Konstantina Nika¹, Lutz Tautz, Yutaka Arimura, Torkel Vang, Scott Williams, and Tomas Mustelin²

From the Program on Inflammatory Disease Research, Infectious and Inflammatory Disease Center, and Program of Signal Transduction, Cancer Center, The Burnham Institute for Medical Research, La Jolla, California 92037 and the Sir William Dunn School of Pathology, Oxford University, South Parks Road, Oxford OX1 3RE, United Kingdom

Src family kinases are suppressed by a "tail bite" mechanism, in which the binding of a phosphorylated tyrosine in the C terminus of the protein to the Src homology (SH) 2 domain in the N-terminal half of the protein forces the catalytic domain into an inactive conformation stabilized by an additional SH3 interaction. In addition to this intramolecular suppressive function, the SH2 domain also mediates intermolecular interactions, which are crucial for T cell antigen receptor (TCR) signaling. To better understand the relative importance of these two opposite functions of the SH2 domain of the Src family kinase Lck in TCR signaling, we created three mutants of Lck in which the intramolecular binding of the C terminus to the SH2 domain was strengthened. The mutants differed from wild-type Lck only in one to three amino acid residues following the negative regulatory tyrosine 505, which was normally phosphorylated by Csk and dephosphorylated by CD45 in the mutants. In the Lck-negative JCaM1 cell line, the Lck mutants had a much reduced ability to transduce signals from the TCR in a manner that directly correlated with SH2-Tyr(P)⁵⁰⁵ affinity. The mutant with the strongest tail bite was completely unable to support any ZAP-70 phosphorylation, mitogen-activated protein kinase activation, or downstream gene activation in response to TCR ligation, whereas other mutants had intermediate abilities. Lipid raft targeting was not affected. We conclude that Lck is regulated by a weak tail bite to allow for its activation and service in TCR signaling, perhaps through a competitive SH2 engagement mechanism.

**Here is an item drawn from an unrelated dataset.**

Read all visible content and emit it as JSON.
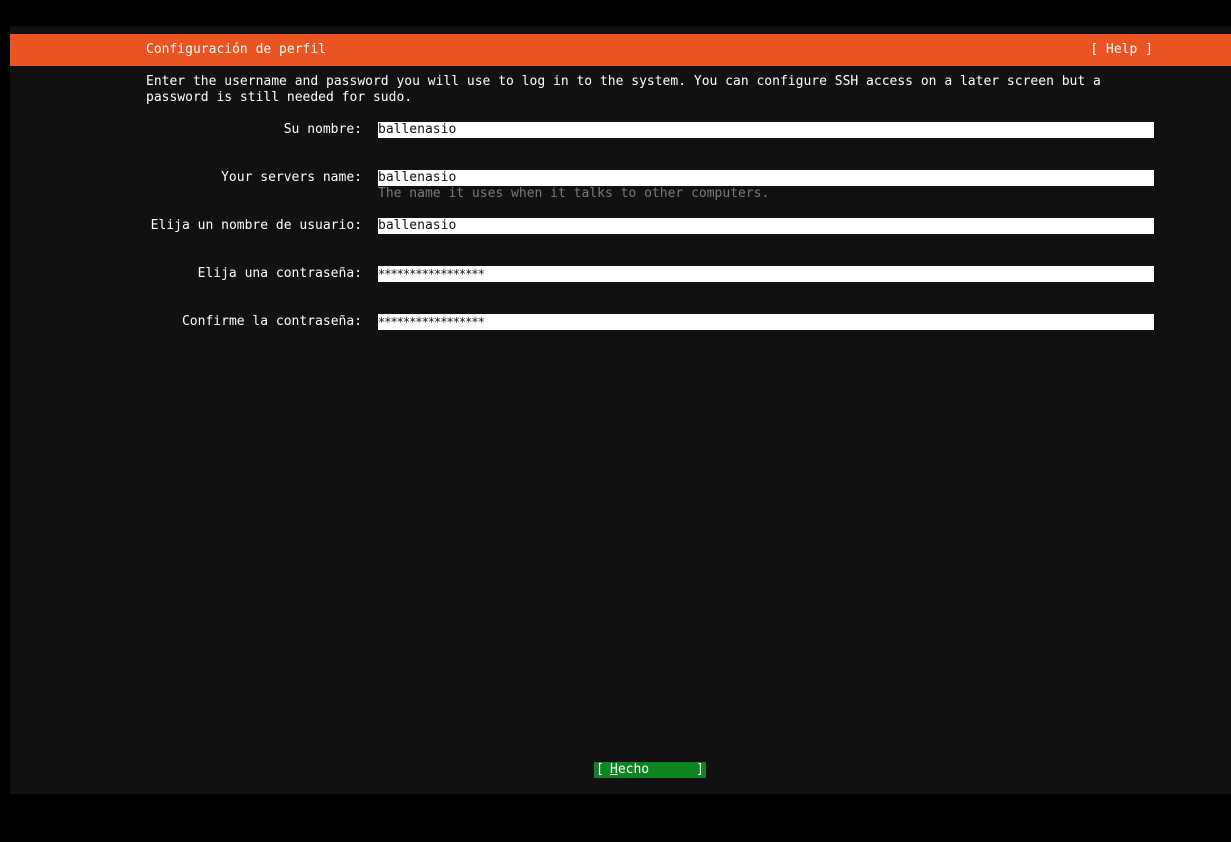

Received for publication, April 2, 2007 , and in revised form, September 4, 2007.

^* This work was supported by National Institutes of Health Grants AI35603 and AI53585. The costs of publication of this article were defrayed in part by the payment of page charges. This article must therefore be hereby marked "advertisement" in accordance with 18 U.S.C. Section 1734 solely to indicate this fact.

¹ To whom correspondence may be addressed: The Burnham Institute for Medical Research, 10901 North Torrey Pines Rd., La Jolla, CA 92037. E-mail: konstantina.nika{at}path.ox.ac.uk.

² To whom correspondence may be addressed: The Burnham Institute for Medical Research, 10901 North Torrey Pines Rd., La Jolla, CA 92037. E-mail: tomasm{at}amgen.com.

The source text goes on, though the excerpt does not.